YouTube
You've seen the video of Paula Deen being pummeled in the face by a frozen turkey, right? And the clip of a baby aggressively eating chili? YouTube, the grand equalizer of the online masses and procrastination heavyweight, is a cache of videos for the gastronomically obsessed. Its best features may lie in collective amusement and unfettered laughter, but there are also more functional qualities lurking. For chefs, cultural anthropologists, and home cooks alike, user-posted videos are providing a new scope of culinary knowledge.
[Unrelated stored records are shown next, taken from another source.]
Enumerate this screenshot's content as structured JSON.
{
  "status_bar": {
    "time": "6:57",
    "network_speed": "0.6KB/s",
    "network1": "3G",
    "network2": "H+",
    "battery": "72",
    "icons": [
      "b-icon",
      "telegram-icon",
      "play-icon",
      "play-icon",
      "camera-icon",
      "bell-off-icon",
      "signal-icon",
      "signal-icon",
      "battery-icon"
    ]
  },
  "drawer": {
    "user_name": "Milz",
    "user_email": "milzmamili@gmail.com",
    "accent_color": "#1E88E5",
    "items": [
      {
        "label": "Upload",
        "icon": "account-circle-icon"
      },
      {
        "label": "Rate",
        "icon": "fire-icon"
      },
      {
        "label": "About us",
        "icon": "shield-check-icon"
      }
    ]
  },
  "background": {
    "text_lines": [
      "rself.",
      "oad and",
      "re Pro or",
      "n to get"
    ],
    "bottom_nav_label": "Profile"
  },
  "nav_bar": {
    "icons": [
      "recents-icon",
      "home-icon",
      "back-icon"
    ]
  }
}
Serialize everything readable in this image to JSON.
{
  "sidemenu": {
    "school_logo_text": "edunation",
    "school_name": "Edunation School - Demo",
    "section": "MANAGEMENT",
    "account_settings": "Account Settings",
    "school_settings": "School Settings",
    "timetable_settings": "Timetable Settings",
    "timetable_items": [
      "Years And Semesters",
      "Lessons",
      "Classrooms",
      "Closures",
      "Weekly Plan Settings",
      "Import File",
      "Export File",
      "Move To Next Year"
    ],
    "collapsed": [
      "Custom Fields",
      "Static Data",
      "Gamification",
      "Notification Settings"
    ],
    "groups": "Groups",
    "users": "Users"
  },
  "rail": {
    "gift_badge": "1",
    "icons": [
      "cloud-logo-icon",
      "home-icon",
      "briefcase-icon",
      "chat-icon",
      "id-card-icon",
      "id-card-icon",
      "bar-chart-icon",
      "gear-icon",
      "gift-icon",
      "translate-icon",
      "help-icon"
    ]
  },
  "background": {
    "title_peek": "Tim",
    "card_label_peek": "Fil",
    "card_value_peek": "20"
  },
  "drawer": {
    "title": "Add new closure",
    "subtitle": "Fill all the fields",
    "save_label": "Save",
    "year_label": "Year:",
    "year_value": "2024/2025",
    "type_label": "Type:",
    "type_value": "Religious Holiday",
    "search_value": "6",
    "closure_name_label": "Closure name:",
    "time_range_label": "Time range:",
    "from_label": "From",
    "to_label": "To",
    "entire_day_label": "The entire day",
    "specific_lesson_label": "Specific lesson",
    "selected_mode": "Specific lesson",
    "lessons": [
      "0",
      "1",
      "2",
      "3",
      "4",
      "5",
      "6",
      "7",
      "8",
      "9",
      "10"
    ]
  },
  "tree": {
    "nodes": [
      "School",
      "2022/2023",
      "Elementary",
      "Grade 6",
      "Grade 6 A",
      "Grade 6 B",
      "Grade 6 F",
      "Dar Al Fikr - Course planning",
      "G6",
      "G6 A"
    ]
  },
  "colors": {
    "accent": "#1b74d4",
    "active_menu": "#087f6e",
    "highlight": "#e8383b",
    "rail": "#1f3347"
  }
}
YouTube, and other websites with embedded video content, are visual archives of anything and everything food, from grainy videos of slaughterhouse conditions to foragers identifying mushrooms in the wild to Mario Batali's dance moves at a Journey concert. Funny, informative, or just plain weird, online video clips and the technologies that support them are also unlikely agents of education, ripe with possibility. Thus, a chef in New York City can watch a little old grandma making handmade orecchiette in her Italian kitchen, caught on tape by her 20-something-year-old grandson living at home, and can learn from it—culinary technique, taught from 4,000 miles away. Obscure pasta shapes? Mexican antojitos? Haggis? Just click, and learn.
Generally, cookbooks are the go-to for kitchen conundrums and creative stimulation; a shelf heavy with McGee, Olney, and Zuni Café tomes is a sturdy reference. However, you can't see or hear a printed recipe (imagine learning how to open an oyster by reading text) and even the most well-stocked library cannot undermine the speed and expanse of the Internet. Cooks curious about a particular technique can click through YouTube archives as if turning the pages of a well-thumbed French Laundry cookbook. I know many who do and then pass them around via e-mail and Facebook. Cutline Communications, a consumer technology PR company, has noted that "more Americans are turning to YouTube to learn how to prepare all kinds of foods," and that there is a "growing trend of chefs posting cooking videos to the site." Indeed, the volume of searches for the term "recipe" on YouTube has quadrupled since January 2008. Hand-guided instruction can't be beat, of course, but stages at Michelin-starred restaurants in Spain cost time and money, which most line cooks are short of. So the flick of a wrist when stretching mozzarella curds or an indentation of a finger on a rope of agnolotti caught on tape is precious information that cooks can utilize and share with others.
With the swarm of celebrity chefdom and reality TV cooking, the leap from foodie television to the Internet makes sense. There are hundreds of cooking shows online with varying levels of production and budgets, some with flashy openers and others filmed in dorm rooms. There are videos dedicated to quick five-minute instructional formats on "How to make yogurt" and "How to form a perfect quenelle," and more traditional cooking shows with the feel of television programs. Brent Young, a butcher at The Meat Hook in Williamsburg, Brooklyn, likes watching "crass, long, poorly edited" cooking videos for entertainment value, although he questions their ability to capture the delicate and complex art of some culinary skills, like butchering, where in-person instruction is needed to fully understand the technique. "Cookbooks," he adds, "are also more reliable".
Nevertheless, the most winsome online selections are in-the-home videos that catch unique skills that cookbooks rarely translate. A favorite of mine is "Cooking with Clara." With a plinking piano opening song and rudimentary credits, Clara Cannucciari, born in Chicago in 1915 to Sicilian-born immigrants, produces Depression-era meals like pasta with lentils and peppers with eggs. Shot and edited by her filmmaker grandson, Clara's videos are slow-moving, soothing portraits—less, perhaps, about the recipe and more about a specific time and place, when picking wild dandelions and forgoing cutting boards to pare vegetables in the hand were more common.
It could be the charm factor of a sweet old lady but there is something more authentic about Clara and other intimate kitchen clips like hers than, say, watching frosted-tipped Guy Fieri assemble "Guy-talian Nachos." Both are geared towards a specific audience and both are meant to instruct, but one channels a distinct personal experience and culinary tradition. Historian Amy Bentley, who teaches in the Department of Nutrition, Food Studies, and Public Health at New York University, remembers being excited the first time she watched a video of a grandmother making her signature dish posted on YouTube, because "such a phenomenon," she wrote in an e-mail, "seems to be the next logical step to preserving traditions in general."
YouTube taps into our humanistic impulse to document—to film, to have, to preserve not just recipes but the people who create them. It can give us a closer glimpse of a cook's life, more intimate knowledge of her technique, and most importantly, access to her so we can benefit from it. It's an unexplored conduit of both cooking tricks and something more—what color she paints her fingernails, how he swirls oil in a smoking-hot pan, how she keeps her kitchen.